Once Janet and Evans claim their individual shares, the swap is complete. Note that funds involved in an atomic swap are claimed in full. So, it’s either the swap is complete or canceled. There can never be a half-settled swap.
An atomic swap can happen either on or off-chain on a layer two platform. Notably, layer-two based atomic swaps use payment channels similar to those employed by the Bitcoin Lightning Network.
2 Critical Features of an Atomic Swap
To enhance fairness, swaps use a hash lock and a time lock.
- Hash lock – The hash lock feature deals with the keys involved and ensures that the funds locked within a smart contract are claimable only when enough key centric data has been provided.
- Time lock – This binds the swap with a timeframe. When this period elapses, the swap is canceled, and funds are returned to their respective owners.
Advantages and Disadvantages of an Atomic Swap
An atomic swap is advantageous because it facilitates trading across blockchains without the need for a third party. Also, it doesn’t rely on liquidity from an exchange, it is secure and trustless.
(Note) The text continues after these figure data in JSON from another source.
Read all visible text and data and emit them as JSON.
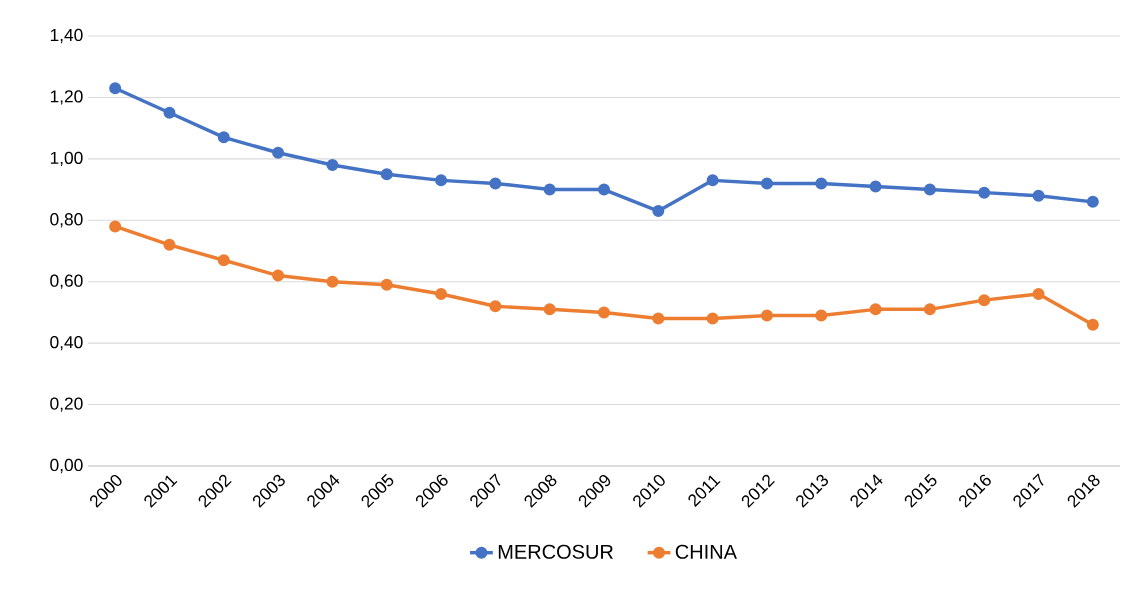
{
  "chart_data": {
    "type": "line",
    "categories": [
      "2000",
      "2001",
      "2002",
      "2003",
      "2004",
      "2005",
      "2006",
      "2007",
      "2008",
      "2009",
      "2010",
      "2011",
      "2012",
      "2013",
      "2014",
      "2015",
      "2016",
      "2017",
      "2018"
    ],
    "series": [
      {
        "name": "MERCOSUR",
        "color": "#4472c4",
        "values": [
          1.23,
          1.15,
          1.07,
          1.02,
          0.98,
          0.95,
          0.93,
          0.92,
          0.9,
          0.9,
          0.83,
          0.93,
          0.92,
          0.92,
          0.91,
          0.9,
          0.89,
          0.88,
          0.86
        ]
      },
      {
        "name": "CHINA",
        "color": "#ed7d31",
        "values": [
          0.78,
          0.72,
          0.67,
          0.62,
          0.6,
          0.59,
          0.56,
          0.52,
          0.51,
          0.5,
          0.48,
          0.48,
          0.49,
          0.49,
          0.51,
          0.51,
          0.54,
          0.56,
          0.46
        ]
      }
    ],
    "ylim": [
      0,
      1.4
    ],
    "yticks": [
      {
        "value": 0,
        "label": "0,00"
      },
      {
        "value": 0.2,
        "label": "0,20"
      },
      {
        "value": 0.4,
        "label": "0,40"
      },
      {
        "value": 0.6,
        "label": "0,60"
      },
      {
        "value": 0.8,
        "label": "0,80"
      },
      {
        "value": 1.0,
        "label": "1,00"
      },
      {
        "value": 1.2,
        "label": "1,20"
      },
      {
        "value": 1.4,
        "label": "1,40"
      }
    ],
    "grid": "y",
    "legend": "bottom",
    "marker": "circle",
    "line_style": "solid"
  }
}
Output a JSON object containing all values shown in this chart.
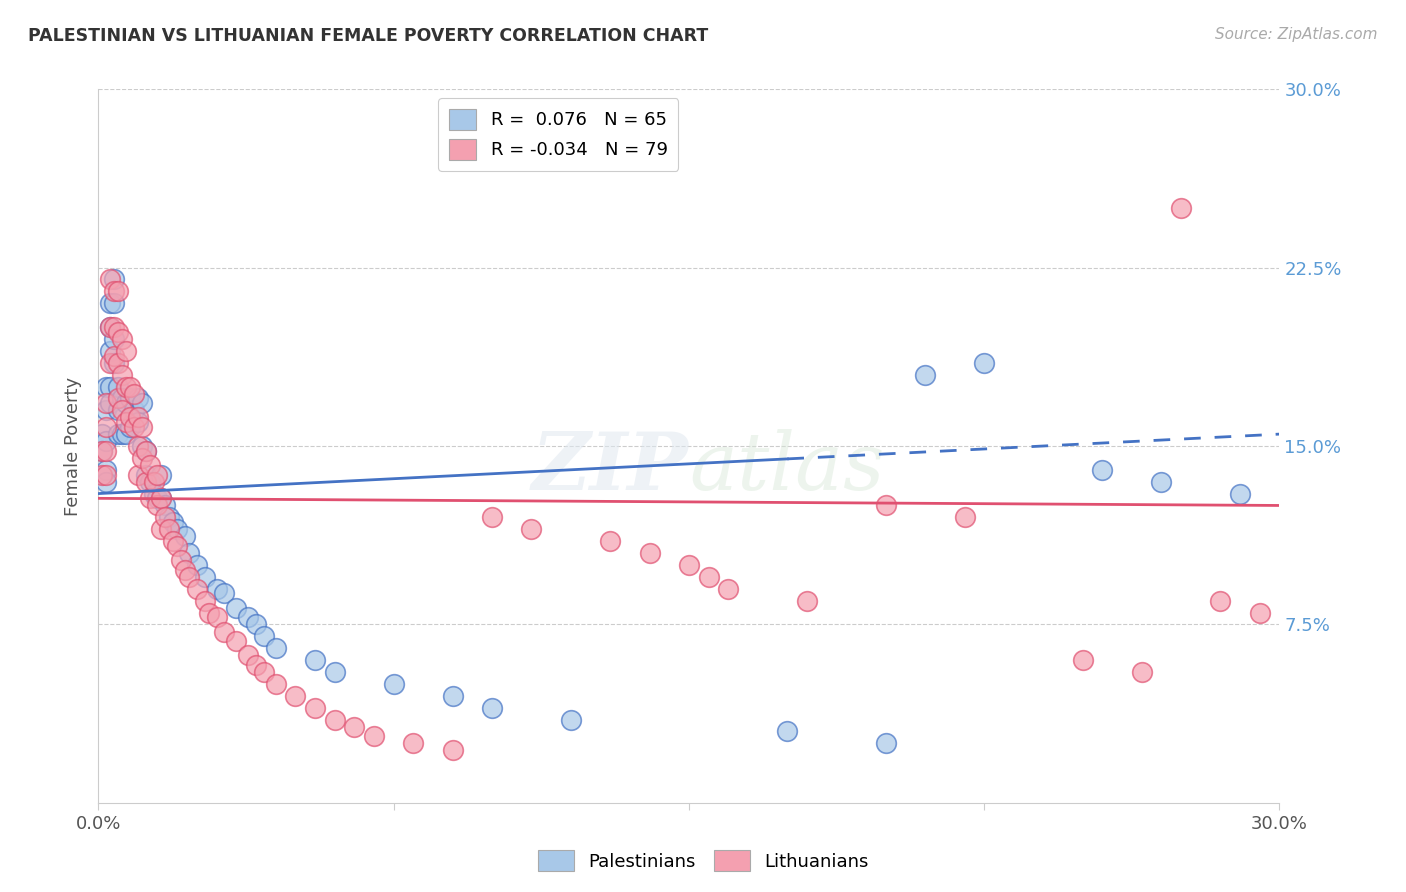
{
  "title": "PALESTINIAN VS LITHUANIAN FEMALE POVERTY CORRELATION CHART",
  "source": "Source: ZipAtlas.com",
  "ylabel": "Female Poverty",
  "xmin": 0.0,
  "xmax": 0.3,
  "ymin": 0.0,
  "ymax": 0.3,
  "blue_R": 0.076,
  "blue_N": 65,
  "pink_R": -0.034,
  "pink_N": 79,
  "blue_color": "#a8c8e8",
  "pink_color": "#f4a0b0",
  "blue_line_color": "#4472c4",
  "pink_line_color": "#e05070",
  "blue_line_solid_end": 0.175,
  "blue_line_start_y": 0.13,
  "blue_line_end_y": 0.155,
  "pink_line_start_y": 0.128,
  "pink_line_end_y": 0.125,
  "blue_points_x": [
    0.001,
    0.001,
    0.002,
    0.002,
    0.002,
    0.002,
    0.002,
    0.003,
    0.003,
    0.003,
    0.003,
    0.003,
    0.004,
    0.004,
    0.004,
    0.004,
    0.005,
    0.005,
    0.005,
    0.006,
    0.006,
    0.007,
    0.007,
    0.008,
    0.008,
    0.009,
    0.01,
    0.01,
    0.011,
    0.011,
    0.012,
    0.012,
    0.013,
    0.014,
    0.015,
    0.016,
    0.016,
    0.017,
    0.018,
    0.019,
    0.02,
    0.022,
    0.023,
    0.025,
    0.027,
    0.03,
    0.032,
    0.035,
    0.038,
    0.04,
    0.042,
    0.045,
    0.055,
    0.06,
    0.075,
    0.09,
    0.1,
    0.12,
    0.175,
    0.2,
    0.21,
    0.225,
    0.255,
    0.27,
    0.29
  ],
  "blue_points_y": [
    0.155,
    0.148,
    0.175,
    0.165,
    0.152,
    0.14,
    0.135,
    0.21,
    0.2,
    0.19,
    0.175,
    0.168,
    0.22,
    0.21,
    0.195,
    0.185,
    0.175,
    0.165,
    0.155,
    0.17,
    0.155,
    0.168,
    0.155,
    0.17,
    0.158,
    0.165,
    0.17,
    0.16,
    0.168,
    0.15,
    0.148,
    0.138,
    0.135,
    0.13,
    0.128,
    0.138,
    0.128,
    0.125,
    0.12,
    0.118,
    0.115,
    0.112,
    0.105,
    0.1,
    0.095,
    0.09,
    0.088,
    0.082,
    0.078,
    0.075,
    0.07,
    0.065,
    0.06,
    0.055,
    0.05,
    0.045,
    0.04,
    0.035,
    0.03,
    0.025,
    0.18,
    0.185,
    0.14,
    0.135,
    0.13
  ],
  "pink_points_x": [
    0.001,
    0.001,
    0.002,
    0.002,
    0.002,
    0.002,
    0.003,
    0.003,
    0.003,
    0.004,
    0.004,
    0.004,
    0.005,
    0.005,
    0.005,
    0.005,
    0.006,
    0.006,
    0.006,
    0.007,
    0.007,
    0.007,
    0.008,
    0.008,
    0.009,
    0.009,
    0.01,
    0.01,
    0.01,
    0.011,
    0.011,
    0.012,
    0.012,
    0.013,
    0.013,
    0.014,
    0.015,
    0.015,
    0.016,
    0.016,
    0.017,
    0.018,
    0.019,
    0.02,
    0.021,
    0.022,
    0.023,
    0.025,
    0.027,
    0.028,
    0.03,
    0.032,
    0.035,
    0.038,
    0.04,
    0.042,
    0.045,
    0.05,
    0.055,
    0.06,
    0.065,
    0.07,
    0.08,
    0.09,
    0.1,
    0.11,
    0.13,
    0.14,
    0.15,
    0.155,
    0.16,
    0.18,
    0.2,
    0.22,
    0.25,
    0.265,
    0.275,
    0.285,
    0.295
  ],
  "pink_points_y": [
    0.148,
    0.138,
    0.168,
    0.158,
    0.148,
    0.138,
    0.22,
    0.2,
    0.185,
    0.215,
    0.2,
    0.188,
    0.215,
    0.198,
    0.185,
    0.17,
    0.195,
    0.18,
    0.165,
    0.19,
    0.175,
    0.16,
    0.175,
    0.162,
    0.172,
    0.158,
    0.162,
    0.15,
    0.138,
    0.158,
    0.145,
    0.148,
    0.135,
    0.142,
    0.128,
    0.135,
    0.138,
    0.125,
    0.128,
    0.115,
    0.12,
    0.115,
    0.11,
    0.108,
    0.102,
    0.098,
    0.095,
    0.09,
    0.085,
    0.08,
    0.078,
    0.072,
    0.068,
    0.062,
    0.058,
    0.055,
    0.05,
    0.045,
    0.04,
    0.035,
    0.032,
    0.028,
    0.025,
    0.022,
    0.12,
    0.115,
    0.11,
    0.105,
    0.1,
    0.095,
    0.09,
    0.085,
    0.125,
    0.12,
    0.06,
    0.055,
    0.25,
    0.085,
    0.08
  ]
}
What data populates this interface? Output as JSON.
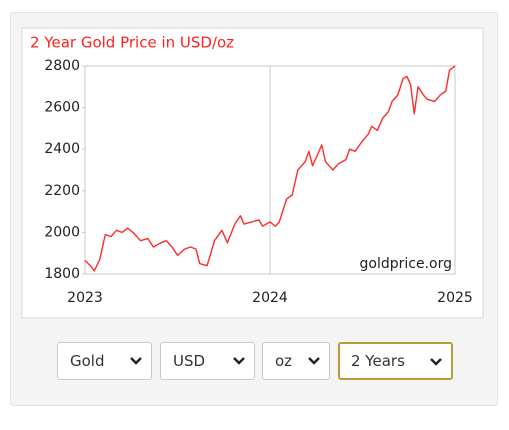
{
  "chart_data": {
    "type": "line",
    "title": "2 Year Gold Price in USD/oz",
    "x": [
      2023.0,
      2023.03,
      2023.05,
      2023.08,
      2023.11,
      2023.14,
      2023.17,
      2023.2,
      2023.23,
      2023.26,
      2023.3,
      2023.34,
      2023.37,
      2023.41,
      2023.44,
      2023.47,
      2023.5,
      2023.54,
      2023.57,
      2023.6,
      2023.62,
      2023.66,
      2023.7,
      2023.74,
      2023.77,
      2023.81,
      2023.84,
      2023.86,
      2023.9,
      2023.94,
      2023.96,
      2024.0,
      2024.03,
      2024.05,
      2024.09,
      2024.12,
      2024.15,
      2024.19,
      2024.21,
      2024.23,
      2024.26,
      2024.28,
      2024.3,
      2024.34,
      2024.37,
      2024.41,
      2024.43,
      2024.46,
      2024.5,
      2024.53,
      2024.55,
      2024.58,
      2024.61,
      2024.64,
      2024.66,
      2024.69,
      2024.72,
      2024.74,
      2024.76,
      2024.78,
      2024.8,
      2024.83,
      2024.85,
      2024.89,
      2024.92,
      2024.95,
      2024.97,
      2025.0
    ],
    "series": [
      {
        "color": "#ff2a2a",
        "values": [
          1865,
          1840,
          1815,
          1870,
          1990,
          1980,
          2010,
          2000,
          2020,
          2000,
          1960,
          1970,
          1930,
          1950,
          1960,
          1930,
          1890,
          1920,
          1930,
          1920,
          1850,
          1840,
          1960,
          2010,
          1950,
          2040,
          2080,
          2040,
          2050,
          2060,
          2030,
          2050,
          2030,
          2050,
          2160,
          2180,
          2300,
          2340,
          2390,
          2320,
          2380,
          2420,
          2340,
          2300,
          2330,
          2350,
          2400,
          2390,
          2440,
          2470,
          2510,
          2490,
          2550,
          2580,
          2630,
          2660,
          2740,
          2750,
          2710,
          2570,
          2700,
          2660,
          2640,
          2630,
          2660,
          2680,
          2780,
          2800
        ]
      }
    ],
    "xlim": [
      2023,
      2025
    ],
    "xticks": [
      2023,
      2024,
      2025
    ],
    "ylim": [
      1800,
      2800
    ],
    "yticks": [
      1800,
      2000,
      2200,
      2400,
      2600,
      2800
    ],
    "grid": "x",
    "annotation": "goldprice.org"
  },
  "controls": [
    "Gold",
    "USD",
    "oz",
    "2 Years"
  ]
}
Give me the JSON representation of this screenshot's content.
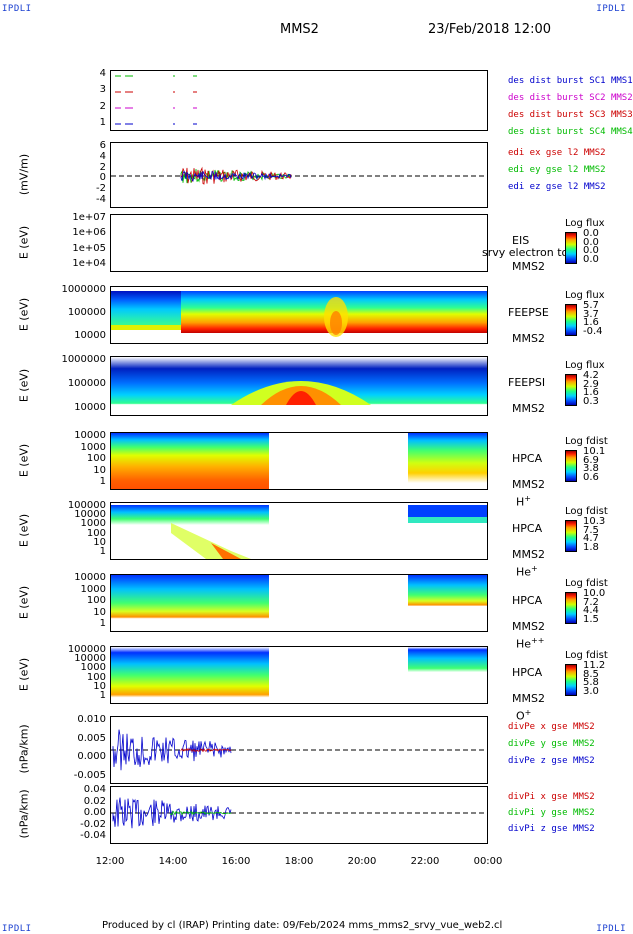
{
  "corners": {
    "tl": "IPDLI",
    "tr": "IPDLI",
    "bl": "IPDLI",
    "br": "IPDLI"
  },
  "header": {
    "title": "MMS2",
    "datetime": "23/Feb/2018 12:00"
  },
  "x_axis": {
    "ticks": [
      "12:00",
      "14:00",
      "16:00",
      "18:00",
      "20:00",
      "22:00",
      "00:00"
    ]
  },
  "footer": {
    "text": "Produced by cl (IRAP)   Printing date: 09/Feb/2024   mms_mms2_srvy_vue_web2.cl"
  },
  "panels": [
    {
      "id": "burst",
      "ylabel": "",
      "yticks": [
        "4",
        "3",
        "2",
        "1"
      ],
      "legend": [
        {
          "text": "des dist burst SC1 MMS1",
          "color": "#0000cc"
        },
        {
          "text": "des dist burst SC2 MMS2",
          "color": "#cc00cc"
        },
        {
          "text": "des dist burst SC3 MMS3",
          "color": "#cc0000"
        },
        {
          "text": "des dist burst SC4 MMS4",
          "color": "#00bb00"
        }
      ]
    },
    {
      "id": "edi",
      "ylabel": "(mV/m)",
      "yticks": [
        "6",
        "4",
        "2",
        "0",
        "-2",
        "-4"
      ],
      "legend": [
        {
          "text": "edi ex gse l2 MMS2",
          "color": "#cc0000"
        },
        {
          "text": "edi ey gse l2 MMS2",
          "color": "#00bb00"
        },
        {
          "text": "edi ez gse l2 MMS2",
          "color": "#0000cc"
        }
      ]
    },
    {
      "id": "eis",
      "ylabel": "E (eV)",
      "yticks": [
        "1e+07",
        "1e+06",
        "1e+05",
        "1e+04"
      ],
      "inst": [
        "EIS",
        "MMS2"
      ],
      "overlay": "srvy electron to",
      "cbar": {
        "title": "Log flux",
        "values": [
          "0.0",
          "0.0",
          "0.0",
          "0.0"
        ]
      }
    },
    {
      "id": "feepse",
      "ylabel": "E (eV)",
      "yticks": [
        "1000000",
        "100000",
        "10000"
      ],
      "inst": [
        "FEEPSE",
        "MMS2"
      ],
      "cbar": {
        "title": "Log flux",
        "values": [
          "5.7",
          "3.7",
          "1.6",
          "-0.4"
        ]
      }
    },
    {
      "id": "feepsi",
      "ylabel": "E (eV)",
      "yticks": [
        "1000000",
        "100000",
        "10000"
      ],
      "inst": [
        "FEEPSI",
        "MMS2"
      ],
      "cbar": {
        "title": "Log flux",
        "values": [
          "4.2",
          "2.9",
          "1.6",
          "0.3"
        ]
      }
    },
    {
      "id": "hpca_h",
      "ylabel": "E (eV)",
      "yticks": [
        "10000",
        "1000",
        "100",
        "10",
        "1"
      ],
      "inst": [
        "HPCA",
        "MMS2",
        "H+"
      ],
      "cbar": {
        "title": "Log fdist",
        "values": [
          "10.1",
          "6.9",
          "3.8",
          "0.6"
        ]
      }
    },
    {
      "id": "hpca_he",
      "ylabel": "E (eV)",
      "yticks": [
        "100000",
        "10000",
        "1000",
        "100",
        "10",
        "1"
      ],
      "inst": [
        "HPCA",
        "MMS2",
        "He+"
      ],
      "cbar": {
        "title": "Log fdist",
        "values": [
          "10.3",
          "7.5",
          "4.7",
          "1.8"
        ]
      }
    },
    {
      "id": "hpca_hepp",
      "ylabel": "E (eV)",
      "yticks": [
        "10000",
        "1000",
        "100",
        "10",
        "1"
      ],
      "inst": [
        "HPCA",
        "MMS2",
        "He++"
      ],
      "cbar": {
        "title": "Log fdist",
        "values": [
          "10.0",
          "7.2",
          "4.4",
          "1.5"
        ]
      }
    },
    {
      "id": "hpca_o",
      "ylabel": "E (eV)",
      "yticks": [
        "100000",
        "10000",
        "1000",
        "100",
        "10",
        "1"
      ],
      "inst": [
        "HPCA",
        "MMS2",
        "O+"
      ],
      "cbar": {
        "title": "Log fdist",
        "values": [
          "11.2",
          "8.5",
          "5.8",
          "3.0"
        ]
      }
    },
    {
      "id": "divpe",
      "ylabel": "(nPa/km)",
      "yticks": [
        "0.010",
        "0.005",
        "0.000",
        "-0.005"
      ],
      "legend": [
        {
          "text": "divPe x gse MMS2",
          "color": "#cc0000"
        },
        {
          "text": "divPe y gse MMS2",
          "color": "#00bb00"
        },
        {
          "text": "divPe z gse MMS2",
          "color": "#0000cc"
        }
      ]
    },
    {
      "id": "divpi",
      "ylabel": "(nPa/km)",
      "yticks": [
        "0.04",
        "0.02",
        "0.00",
        "-0.02",
        "-0.04"
      ],
      "legend": [
        {
          "text": "divPi x gse MMS2",
          "color": "#cc0000"
        },
        {
          "text": "divPi y gse MMS2",
          "color": "#00bb00"
        },
        {
          "text": "divPi z gse MMS2",
          "color": "#0000cc"
        }
      ]
    }
  ],
  "chart_data": {
    "type": "spectrogram-stack",
    "x": {
      "range": [
        "12:00",
        "00:00"
      ],
      "ticks": [
        "12:00",
        "14:00",
        "16:00",
        "18:00",
        "20:00",
        "22:00",
        "00:00"
      ]
    },
    "hpca_data_gap": [
      "17:00",
      "21:30"
    ],
    "edi_data_interval": [
      "13:45",
      "17:30"
    ]
  }
}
Unfortunately, it can only be conducted between decentralized networks using the same hashing method. In addition, the blockchains must support smart contracts with time and hash lock functionalities.
An atomic swap falls short of securing users’ privacy since a swap on one blockchain can easily be connected to its corresponding swap on another decentralized system.
An atomic swap saves participants the transaction costs charged by cryptocurrency exchanges and improves the security of funds. Additionally, it’s not affected by a lack of liquidity or overstretching of trading platforms due to high trading activities.